"L'apparence n'est rien, c'est au fond du coeur qu'est la plaie" Euripide

vendredi 27 mai 2016

Le héron de Amsterdam





Amsterdam. Il fait nuit et je suis seule. Une redescente d'une violence vibrante et agréable d'un tout premier trip aux psychédéliques me ramène dans un monde monstrueusement vide et plein en même temps. Les lampadaires immenses reflètent leur lueur sur les canaux tellement paisibles qu'on pourrait croire des miroirs. Je décide de marcher jusqu'à comprendre quelque chose.
Chaque pas sensé me ramener à moi même par la force des choses et de l'habitude ne fait que m'éloigner physiquement de chez moi. J'ai marché pendant plus d'une heure, les sens en veille, et me suis arrêté en me rendant compte que j'étais déjà très loin et que je ne pouvais pas espérer de mon corps qu'il continue sa route et revienne sur ses pas plus tard. J'étais sur un grand quai, d'une géométrie exemplaire, qui donnait sur la mer. J'avais peur mais je ne savais pas de quoi, comme ça m'arrivait souvent à cette période là, quand je n'avais pas encore compris que les choses les plus sombres qui me terrifiaient étaient profondément ancrées en moi même. Et sur ce quai gigantesque ou ne se trouvait pas un seul bateau ou âme, j'ai été frappée par ce grand lieu commun qu'est l'absence totale de sens. Tout était plus que jamais désespérément vide et plein.

J'ai pris le chemin du retour, ma peur sous le bras, les jambes alertes mais un peu fébriles. Les méninges crispés toujours dans cette même volonté de comprendre qui n'aboutit pas.

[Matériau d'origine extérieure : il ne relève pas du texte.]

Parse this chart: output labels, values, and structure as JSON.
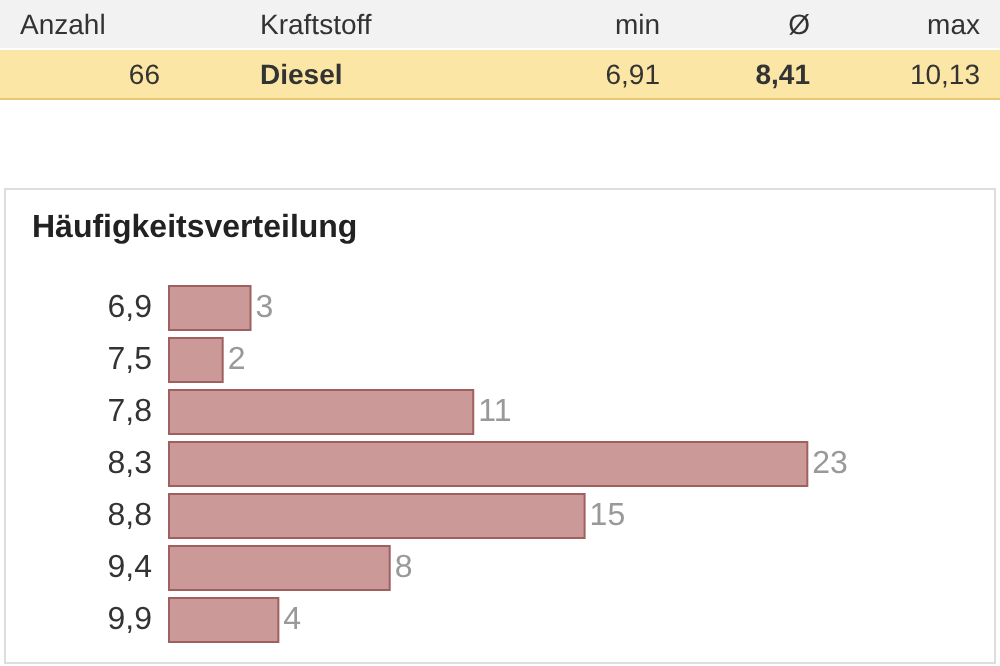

Je me rappelle avoir écouté High Voltage Queen sur la fin du trajet et y avoir pris un pied absolument incroyable que seuls peuvent comprendre ceux qui ont vécu l'association virulente de drogue et de musique, capable de remuer, indomptable, tout ce qu'on a soigneusement enfoui dans les tréfonds de notre inconscient depuis si longtemps. Jamais les tremblements de cette chanson ne cesseront de parcourir ma peau, comme l'application ferme d'une loi juste. Jamais je n'oublierai la rue déserte et droite qui menait jusqu'au terrain de basket devant la péniche ou nous habitions depuis quelques jours. Tout transpirait une sérénité absolue dont je m'imprégnais sans tenter de le faire, la musique obsédante s'occupait de tout, il n'y avait plus besoin de réfléchir. Tout allait bien.

J'ai grimpé sur le pont de la péniche et suis tombée nez à nez avec un héron qui avait l'air habitué des lieux. On s'est regardés pendant quelques temps, parfaitement calmes, lui lissant ses plumes et vaquant à ses activités d'oiseau, et moi roulant un joint, nous faisions partie du même monde, on ne se dérangeait pas, silencieux. Au petit jour, je suis allée réveiller L. pour partager avec lui la douceur de cet univers que je découvrais petit à petit, qui cependant avait probablement toujours été là. Nous nous sommes installés sur le pont, enlacés. Le héron était parti.

J'étais à ce moment là, lovée dans la chaleur humaine après des heures de pèlerinage solitaire, recrachant une fumée de la même couleur que mes songes, très proche d'une forme d'amour considérée comme pur, incroyablement vide et incroyablement pleine.